Kilayla Pilon Interview
The Indie Book Butler Interview.
IBB: You’ve got twenty words to tempt us to read your book(s). What would you say?
KP: Delve into a poetic mind and experience pain, loss and heartache like you’ve never experienced before.
IBB: Where do you like to write?
KP: I like to write by the window on a dismal, rainy day with soft thunder and gentle music/
IBB: Is there anything you must have in order to write?
KP: At least one cup of coffee, maybe some tea, and a nice comfortable blanket.
IBB: What books have influenced you most, both as a person and as an author?
KP: I was most influenced by the Warriors series when I was young. It led me to learn how to write after I joined an online writing community focused on the books by Erin Hunter. Without those books, I probably never would have become the author I am today.

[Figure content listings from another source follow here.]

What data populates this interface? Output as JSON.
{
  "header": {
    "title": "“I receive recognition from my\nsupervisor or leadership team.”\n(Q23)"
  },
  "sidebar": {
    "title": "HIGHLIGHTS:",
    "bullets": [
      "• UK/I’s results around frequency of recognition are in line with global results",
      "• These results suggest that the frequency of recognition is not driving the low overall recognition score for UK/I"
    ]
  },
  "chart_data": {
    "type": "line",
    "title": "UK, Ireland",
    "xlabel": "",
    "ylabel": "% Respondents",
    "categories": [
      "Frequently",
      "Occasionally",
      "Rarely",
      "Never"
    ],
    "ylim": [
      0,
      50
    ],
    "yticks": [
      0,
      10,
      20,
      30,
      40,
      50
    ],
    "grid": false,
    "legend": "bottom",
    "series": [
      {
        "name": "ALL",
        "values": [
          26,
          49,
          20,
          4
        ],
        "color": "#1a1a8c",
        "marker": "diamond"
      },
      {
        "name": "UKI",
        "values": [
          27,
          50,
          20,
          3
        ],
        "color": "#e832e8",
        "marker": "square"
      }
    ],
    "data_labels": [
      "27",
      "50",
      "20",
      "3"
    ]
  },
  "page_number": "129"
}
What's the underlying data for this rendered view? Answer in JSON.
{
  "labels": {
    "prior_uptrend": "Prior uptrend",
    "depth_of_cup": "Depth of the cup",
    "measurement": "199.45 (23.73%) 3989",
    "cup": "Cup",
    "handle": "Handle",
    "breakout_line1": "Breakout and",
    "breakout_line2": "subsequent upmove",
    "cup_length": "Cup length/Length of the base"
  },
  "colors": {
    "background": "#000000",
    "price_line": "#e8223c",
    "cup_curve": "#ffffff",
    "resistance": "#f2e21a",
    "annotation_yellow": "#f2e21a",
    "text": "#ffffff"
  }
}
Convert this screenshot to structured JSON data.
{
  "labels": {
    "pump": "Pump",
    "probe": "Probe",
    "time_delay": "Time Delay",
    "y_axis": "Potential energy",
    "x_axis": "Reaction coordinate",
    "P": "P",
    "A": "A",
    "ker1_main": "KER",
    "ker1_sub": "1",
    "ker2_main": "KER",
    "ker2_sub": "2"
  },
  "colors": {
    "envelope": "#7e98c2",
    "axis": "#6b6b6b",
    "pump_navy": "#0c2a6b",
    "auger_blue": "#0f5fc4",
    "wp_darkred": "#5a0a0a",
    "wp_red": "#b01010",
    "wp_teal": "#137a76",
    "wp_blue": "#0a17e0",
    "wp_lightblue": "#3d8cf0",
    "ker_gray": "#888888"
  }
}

IBB: What is the one thing that has helped you develop most as an author?
KP: Education has helped me grow inspiration but what has truly helped me was experiencing life and its cruel realities. My newest poetry chapbook focuses a lot on life with addiction, trauma and mental illness along with grief – things I wouldn’t be able to write about without experience.
IBB: What do you want to achieve most from your writing?
KP: I want to someday be able to reach out to vulnerable young readers and show them that the world isn’t all doom and gloom; one day the sun will shine again.
IBB: Have you received a favorite review of your work?
KP: Not at this time, no.
IBB: Were there any particular parts of the writing/publishing process that you struggled with?
KP: Deciding on a title is probably the hardest aspect!
IBB: Is there something specific you do to improve your writing?
KP: I always like to get feedback from others as I write. When I wrote my first book, I had a very literate, book-loving friend who read it for me and gave me her advice.
IBB: What is the ideal relationship between editor and author?
KP: Understanding what the author wants while also understanding the perspective of the editor.
IBB: If you had a direct line to someone who loves or hates your writing, what would you say?
KP: If you love it, I’m so grateful – tell me all about what you like! If you hate it, well, I’m sorry my work doesn’t speak to you in the ways I had hoped, and I truly hope you find writing that you enjoy.
IBB: If you could give one piece of advice to an aspiring author, what would it be?
KP: Never give up, keep writing and just do what you want – it’s your story, your world.
IBB: What does your writing future hold for you?
KP: That remains a mystery but I’d hope my writing future eventually involves further development of my craft and a book signing with a proper publisher.
Thanks for taking the time to answer our questions. Best of luck in the future.